Learn English – What are reasons to omit quotation marks in dialogue

punctuationwriting-style

While writing a short memoir for a college course, I wrote the dialogue without quotation marks, the biggest reason being that I do not like how clunky it looks in Times New Roman. I do not mind it with other fonts, but when I look at it in Times New Roman, it just feels like it is affecting the mood of the piece. Instead, I am separating dialogue into their own line as the speaker switches. I did not worry until another student in the peer review wrote quotation marks around all of my dialogue.

This assignment is the closest to creative writing that I will have in this class, so if I do decide not to use quotation marks, I want to be able to defend that choice to my professor.

So what are reasons that writers will omit quotation marks from dialogue?

Best Answer

Typography and rules of punctuation are entirely in the purview of the venue, and should NOT be varied for reasons as ephemeral as whether or not you like the glyph used by a specific font.

If you don't like the quotation marks of a font, the right answer is to use a different font.
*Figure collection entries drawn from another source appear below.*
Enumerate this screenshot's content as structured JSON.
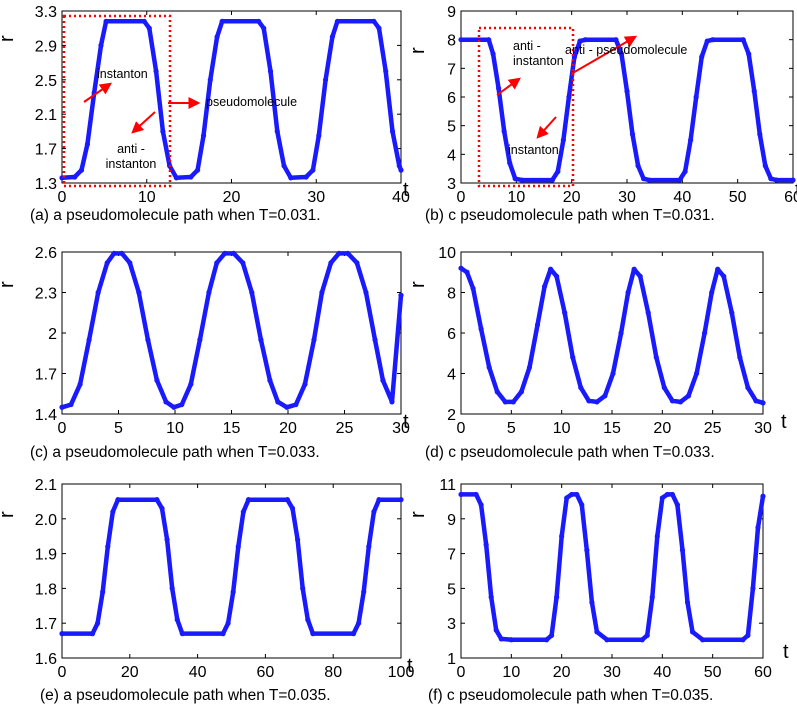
{
  "colors": {
    "curve": "#1a1aff",
    "annotation": "#ff0000",
    "axes": "#000000"
  },
  "chart_data": [
    {
      "type": "line",
      "panel": "a",
      "caption": "(a) a pseudomolecule path when T=0.031.",
      "xlabel": "t",
      "ylabel": "r",
      "xlim": [
        0,
        40
      ],
      "ylim": [
        1.3,
        3.3
      ],
      "xticks": [
        "0",
        "10",
        "20",
        "30",
        "40"
      ],
      "yticks": [
        "1.3",
        "1.7",
        "2.1",
        "2.5",
        "2.9",
        "3.3"
      ],
      "x": [
        0,
        1.5,
        2.3,
        3.0,
        3.8,
        4.6,
        5.2,
        9.7,
        10.3,
        11.1,
        11.9,
        12.7,
        13.5,
        15.2,
        16.0,
        16.7,
        17.5,
        18.3,
        18.9,
        23.2,
        23.8,
        24.6,
        25.4,
        26.2,
        27.0,
        28.8,
        29.6,
        30.3,
        31.1,
        31.9,
        32.5,
        36.8,
        37.4,
        38.2,
        39.0,
        39.8,
        40.0
      ],
      "y": [
        1.36,
        1.37,
        1.45,
        1.75,
        2.35,
        2.9,
        3.18,
        3.18,
        3.1,
        2.6,
        1.9,
        1.5,
        1.36,
        1.37,
        1.45,
        1.85,
        2.5,
        3.0,
        3.18,
        3.18,
        3.1,
        2.6,
        1.9,
        1.5,
        1.36,
        1.37,
        1.45,
        1.85,
        2.5,
        3.0,
        3.18,
        3.18,
        3.1,
        2.6,
        1.9,
        1.5,
        1.45
      ],
      "annotations": [
        {
          "lines": [
            "instanton"
          ]
        },
        {
          "lines": [
            "pseudomolecule"
          ]
        },
        {
          "lines": [
            "anti -",
            "instanton"
          ]
        }
      ]
    },
    {
      "type": "line",
      "panel": "b",
      "caption": "(b) c pseudomolecule path when T=0.031.",
      "xlabel": "t",
      "ylabel": "r",
      "xlim": [
        0,
        60
      ],
      "ylim": [
        3,
        9
      ],
      "xticks": [
        "0",
        "10",
        "20",
        "30",
        "40",
        "50",
        "60"
      ],
      "yticks": [
        "3",
        "4",
        "5",
        "6",
        "7",
        "8",
        "9"
      ],
      "x": [
        0,
        5.0,
        5.8,
        6.8,
        7.8,
        8.8,
        9.8,
        11.0,
        16.5,
        17.5,
        18.5,
        19.5,
        20.5,
        21.5,
        22.5,
        28.0,
        29.0,
        30.0,
        31.0,
        32.0,
        33.0,
        34.0,
        39.5,
        40.5,
        41.5,
        42.5,
        43.5,
        44.5,
        45.5,
        51.0,
        52.0,
        53.0,
        54.0,
        55.0,
        56.0,
        57.0,
        60.0
      ],
      "y": [
        8.0,
        8.0,
        7.5,
        6.3,
        4.8,
        3.7,
        3.15,
        3.1,
        3.1,
        3.4,
        4.5,
        6.0,
        7.4,
        7.95,
        8.0,
        8.0,
        7.5,
        6.2,
        4.7,
        3.6,
        3.15,
        3.1,
        3.1,
        3.4,
        4.5,
        6.0,
        7.4,
        7.95,
        8.0,
        8.0,
        7.5,
        6.2,
        4.7,
        3.6,
        3.15,
        3.1,
        3.1
      ],
      "annotations": [
        {
          "lines": [
            "anti -",
            "instanton"
          ]
        },
        {
          "lines": [
            "anti - pseudomolecule"
          ]
        },
        {
          "lines": [
            "instanton"
          ]
        }
      ]
    },
    {
      "type": "line",
      "panel": "c",
      "caption": "(c) a pseudomolecule path when T=0.033.",
      "xlabel": "t",
      "ylabel": "r",
      "xlim": [
        0,
        30
      ],
      "ylim": [
        1.4,
        2.6
      ],
      "xticks": [
        "0",
        "5",
        "10",
        "15",
        "20",
        "25",
        "30"
      ],
      "yticks": [
        "1.4",
        "1.7",
        "2",
        "2.3",
        "2.6"
      ],
      "x": [
        0,
        0.8,
        1.6,
        2.4,
        3.2,
        4.0,
        4.6,
        5.3,
        6.0,
        6.8,
        7.6,
        8.4,
        9.2,
        9.9,
        10.6,
        11.4,
        12.2,
        13.0,
        13.7,
        14.4,
        15.2,
        16.0,
        16.8,
        17.6,
        18.4,
        19.1,
        19.9,
        20.7,
        21.5,
        22.3,
        23.0,
        23.8,
        24.5,
        25.3,
        26.1,
        26.9,
        27.7,
        28.4,
        29.2,
        30.0
      ],
      "y": [
        1.45,
        1.47,
        1.62,
        1.95,
        2.3,
        2.52,
        2.59,
        2.59,
        2.52,
        2.3,
        1.95,
        1.65,
        1.49,
        1.45,
        1.47,
        1.62,
        1.95,
        2.3,
        2.52,
        2.59,
        2.59,
        2.52,
        2.3,
        1.95,
        1.65,
        1.49,
        1.45,
        1.47,
        1.62,
        1.95,
        2.3,
        2.52,
        2.59,
        2.59,
        2.52,
        2.3,
        1.95,
        1.65,
        1.49,
        2.28
      ]
    },
    {
      "type": "line",
      "panel": "d",
      "caption": "(d) c pseudomolecule path when T=0.033.",
      "xlabel": "t",
      "ylabel": "r",
      "xlim": [
        0,
        30
      ],
      "ylim": [
        2,
        10
      ],
      "xticks": [
        "0",
        "5",
        "10",
        "15",
        "20",
        "25",
        "30"
      ],
      "yticks": [
        "2",
        "4",
        "6",
        "8",
        "10"
      ],
      "x": [
        0,
        0.6,
        1.2,
        2.0,
        2.8,
        3.6,
        4.4,
        5.2,
        6.0,
        6.8,
        7.6,
        8.3,
        8.9,
        9.5,
        10.3,
        11.1,
        11.9,
        12.7,
        13.5,
        14.3,
        15.1,
        15.9,
        16.6,
        17.2,
        17.8,
        18.6,
        19.4,
        20.2,
        21.0,
        21.8,
        22.6,
        23.4,
        24.2,
        24.9,
        25.5,
        26.1,
        26.9,
        27.7,
        28.5,
        29.3,
        30.0
      ],
      "y": [
        9.2,
        9.0,
        8.2,
        6.2,
        4.3,
        3.1,
        2.6,
        2.6,
        3.1,
        4.3,
        6.4,
        8.3,
        9.15,
        8.8,
        7.0,
        4.8,
        3.3,
        2.65,
        2.6,
        2.9,
        4.0,
        6.0,
        8.0,
        9.15,
        8.8,
        7.0,
        4.8,
        3.3,
        2.65,
        2.6,
        2.9,
        4.0,
        6.0,
        8.0,
        9.15,
        8.8,
        7.0,
        4.8,
        3.3,
        2.65,
        2.55
      ]
    },
    {
      "type": "line",
      "panel": "e",
      "caption": "(e) a pseudomolecule path when T=0.035.",
      "xlabel": "t",
      "ylabel": "r",
      "xlim": [
        0,
        100
      ],
      "ylim": [
        1.6,
        2.1
      ],
      "xticks": [
        "0",
        "20",
        "40",
        "60",
        "80",
        "100"
      ],
      "yticks": [
        "1.6",
        "1.7",
        "1.8",
        "1.9",
        "2.0",
        "2.1"
      ],
      "x": [
        0,
        9.0,
        10.5,
        12.0,
        13.5,
        15.0,
        16.5,
        28.0,
        29.5,
        31.0,
        32.5,
        34.0,
        35.5,
        47.5,
        49.0,
        50.5,
        52.0,
        53.5,
        55.0,
        66.5,
        68.0,
        69.5,
        71.0,
        72.5,
        74.0,
        86.0,
        87.5,
        89.0,
        90.5,
        92.0,
        93.5,
        100.0
      ],
      "y": [
        1.67,
        1.67,
        1.7,
        1.79,
        1.92,
        2.02,
        2.055,
        2.055,
        2.03,
        1.94,
        1.8,
        1.71,
        1.67,
        1.67,
        1.7,
        1.79,
        1.92,
        2.02,
        2.055,
        2.055,
        2.03,
        1.94,
        1.8,
        1.71,
        1.67,
        1.67,
        1.7,
        1.79,
        1.92,
        2.02,
        2.055,
        2.055
      ]
    },
    {
      "type": "line",
      "panel": "f",
      "caption": "(f) c pseudomolecule path when T=0.035.",
      "xlabel": "t",
      "ylabel": "r",
      "xlim": [
        0,
        60
      ],
      "ylim": [
        1,
        11
      ],
      "xticks": [
        "0",
        "10",
        "20",
        "30",
        "40",
        "50",
        "60"
      ],
      "yticks": [
        "1",
        "3",
        "5",
        "7",
        "9",
        "11"
      ],
      "x": [
        0,
        3.0,
        4.0,
        5.0,
        6.0,
        7.0,
        8.0,
        10.0,
        17.0,
        18.0,
        19.0,
        20.0,
        21.0,
        22.0,
        23.0,
        24.0,
        25.0,
        26.0,
        27.0,
        29.0,
        36.0,
        37.0,
        38.0,
        39.0,
        40.0,
        41.0,
        42.0,
        43.0,
        44.0,
        45.0,
        46.0,
        48.0,
        56.0,
        57.0,
        58.0,
        59.0,
        60.0
      ],
      "y": [
        10.4,
        10.4,
        9.8,
        7.5,
        4.5,
        2.6,
        2.1,
        2.05,
        2.05,
        2.3,
        4.5,
        8.0,
        10.2,
        10.4,
        10.4,
        9.8,
        7.2,
        4.2,
        2.5,
        2.05,
        2.05,
        2.3,
        4.5,
        8.0,
        10.2,
        10.4,
        10.4,
        9.8,
        7.2,
        4.2,
        2.5,
        2.05,
        2.05,
        2.3,
        5.0,
        8.5,
        10.3
      ]
    }
  ]
}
While writing you can use whatever font you want; when you have in your memoir, follow the specific guidelines specified by your instructor, editor, agent, or publisher. If they say "use this font" it's likely because they are used to that font and want to evaluate your writing, not your ascetic taste in typography.


By the way, quotation marks are required in English narrative writing when including the exact words of another voice, which definitely includes any spoken dialog in prose. Inserting a paragraph break between speakers is likewise part of how to write dialog.

You could omit the quotation marks if you were writing a script, but then you're writing a script and not a narrative.